As an example and not by way of limitation, the computer system having architecture (600), and specifically the core (640) can provide functionality as a result of processor(s) (including CPUs, GPUs, FPGA, accelerators, processing circuitry, and the like) executing software embodied in one or more tangible, computer-readable media. Such computer-readable media can be media associated with user-accessible mass storage as introduced above, as well as certain storage of the core (640) that are of non-transitory nature, such as core-internal mass storage (647) or ROM (645). The software implementing various embodiments of the present disclosure can be stored in such devices and executed by core (640). A computer-readable medium can include one or more memory devices or chips, according to particular needs. The software can cause the core (640) and specifically the processors therein (including CPU, GPU, FPGA, and the like) to execute particular processes or particular parts of particular processes described herein, including defining data structures stored in RAM (646) and modifying such data structures according to the processes defined by the software. In addition or as an alternative, the computer system can provide functionality as a result of logic hardwired or otherwise embodied in a circuit (for example: accelerator (644)), which can operate in place of or together with software to execute particular processes or particular parts of particular processes described herein.
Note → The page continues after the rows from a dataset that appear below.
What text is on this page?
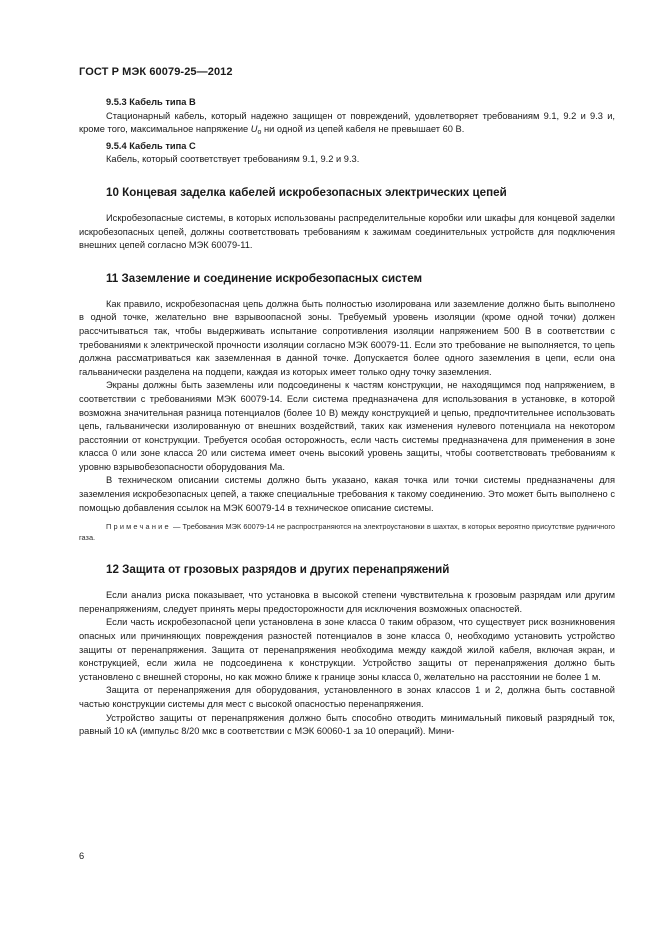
ГОСТ Р МЭК 60079-25—2012
9.5.3 Кабель типа B

Стационарный кабель, который надежно защищен от повреждений, удовлетворяет требованиям 9.1, 9.2 и 9.3 и, кроме того, максимальное напряжение $U_o$ ни одной из цепей кабеля не превышает 60 В.

9.5.4 Кабель типа C

Кабель, который соответствует требованиям 9.1, 9.2 и 9.3.

10 Концевая заделка кабелей искробезопасных электрических цепей

Искробезопасные системы, в которых использованы распределительные коробки или шкафы для концевой заделки искробезопасных цепей, должны соответствовать требованиям к зажимам соединительных устройств для подключения внешних цепей согласно МЭК 60079-11.

11 Заземление и соединение искробезопасных систем

Как правило, искробезопасная цепь должна быть полностью изолирована или заземление должно быть выполнено в одной точке, желательно вне взрывоопасной зоны. Требуемый уровень изоляции (кроме одной точки) должен рассчитываться так, чтобы выдерживать испытание сопротивления изоляции напряжением 500 В в соответствии с требованиями к электрической прочности изоляции согласно МЭК 60079-11. Если это требование не выполняется, то цепь должна рассматриваться как заземленная в данной точке. Допускается более одного заземления в цепи, если она гальванически разделена на подцепи, каждая из которых имеет только одну точку заземления.

Экраны должны быть заземлены или подсоединены к частям конструкции, не находящимся под напряжением, в соответствии с требованиями МЭК 60079-14. Если система предназначена для использования в установке, в которой возможна значительная разница потенциалов (более 10 В) между конструкцией и цепью, предпочтительнее использовать цепь, гальванически изолированную от внешних воздействий, таких как изменения нулевого потенциала на некотором расстоянии от конструкции. Требуется особая осторожность, если часть системы предназначена для применения в зоне класса 0 или зоне класса 20 или система имеет очень высокий уровень защиты, чтобы соответствовать требованиям к уровню взрывобезопасности оборудования Ma.

В техническом описании системы должно быть указано, какая точка или точки системы предназначены для заземления искробезопасных цепей, а также специальные требования к такому соединению. Это может быть выполнено с помощью добавления ссылок на МЭК 60079-14 в техническое описание системы.

Примечание — Требования МЭК 60079-14 не распространяются на электроустановки в шахтах, в которых вероятно присутствие рудничного газа.
12 Защита от грозовых разрядов и других перенапряжений

Если анализ риска показывает, что установка в высокой степени чувствительна к грозовым разрядам или другим перенапряжениям, следует принять меры предосторожности для исключения возможных опасностей.

Если часть искробезопасной цепи установлена в зоне класса 0 таким образом, что существует риск возникновения опасных или причиняющих повреждения разностей потенциалов в зоне класса 0, необходимо установить устройство защиты от перенапряжения. Защита от перенапряжения необходима между каждой жилой кабеля, включая экран, и конструкцией, если жила не подсоединена к конструкции. Устройство защиты от перенапряжения должно быть установлено с внешней стороны, но как можно ближе к границе зоны класса 0, желательно на расстоянии не более 1 м.

Защита от перенапряжения для оборудования, установленного в зонах классов 1 и 2, должна быть составной частью конструкции системы для мест с высокой опасностью перенапряжения.

Устройство защиты от перенапряжения должно быть способно отводить минимальный пиковый разрядный ток, равный 10 кА (импульс 8/20 мкс в соответствии с МЭК 60060-1 за 10 операций). Мини-

6
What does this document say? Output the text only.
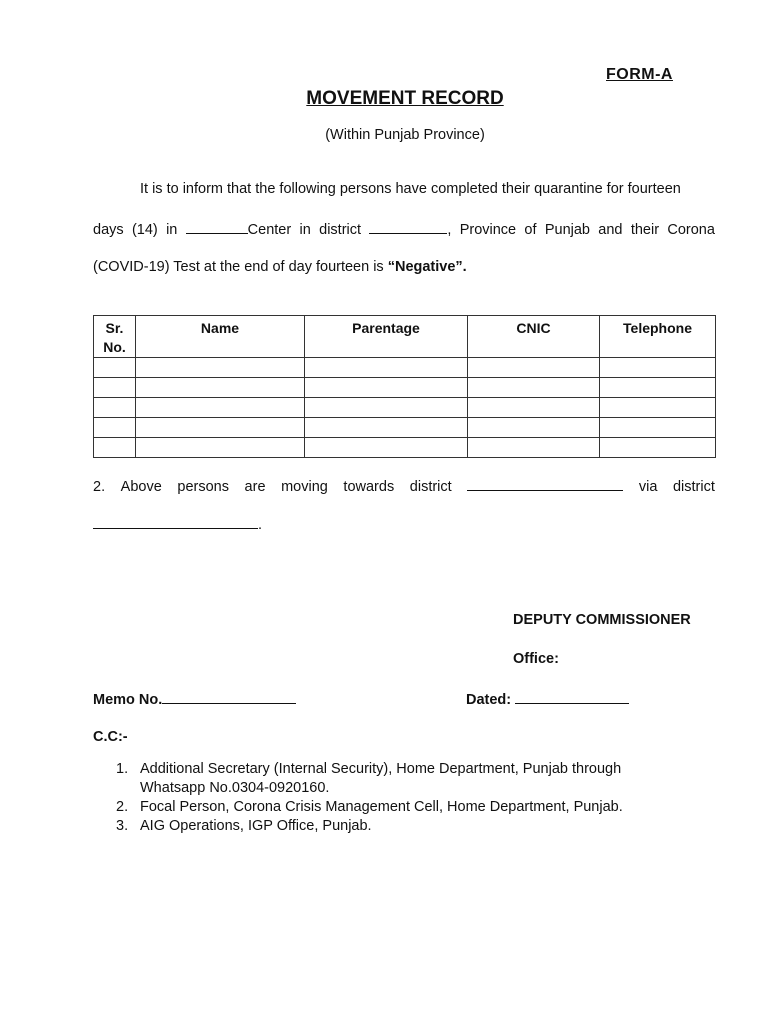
FORM-A
MOVEMENT RECORD
(Within Punjab Province)
It is to inform that the following persons have completed their quarantine for fourteen
days (14) in	Center in district	, Province of Punjab and their Corona
(COVID-19) Test at the end of day fourteen is “Negative”.
Sr.
No.	Name	Parentage	CNIC	Telephone

2. Above persons are moving towards district	via district
.
DEPUTY COMMISSIONER
Office:
Memo No.	Dated:
C.C:-
1. Additional Secretary (Internal Security), Home Department, Punjab through
Whatsapp No.0304-0920160.
2. Focal Person, Corona Crisis Management Cell, Home Department, Punjab.
3. AIG Operations, IGP Office, Punjab.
Reference to software can encompass logic, and vice versa, where appropriate. Reference to a computer-readable media can encompass a circuit (such as an integrated circuit (IC)) storing software for execution, a circuit embodying logic for execution, or both, where appropriate. The present disclosure encompasses any suitable combination of hardware and software.
The use of “at least one of” or “one of” in the disclosure is intended to include any one or a combination of the recited elements. For example, references to at least one of A, B, or C; at least one of A, B, and C; at least one of A, B, and/or C; and at least one of A to C are intended to include only A, only B, only C or any combination thereof. References to one of A or B and one of A and B are intended to include A or B or (A and B). The use of “one of” does not preclude any combination of the recited elements when applicable, such as when the elements are not mutually exclusive.
While this disclosure has described several exemplary embodiments, there are alterations, permutations, and various substitute equivalents, which fall within the scope of the disclosure. It will thus be appreciated that those skilled in the art will be able to devise numerous systems and methods which, although not explicitly shown or described herein, embody the principles of the disclosure and are thus within the spirit and scope thereof.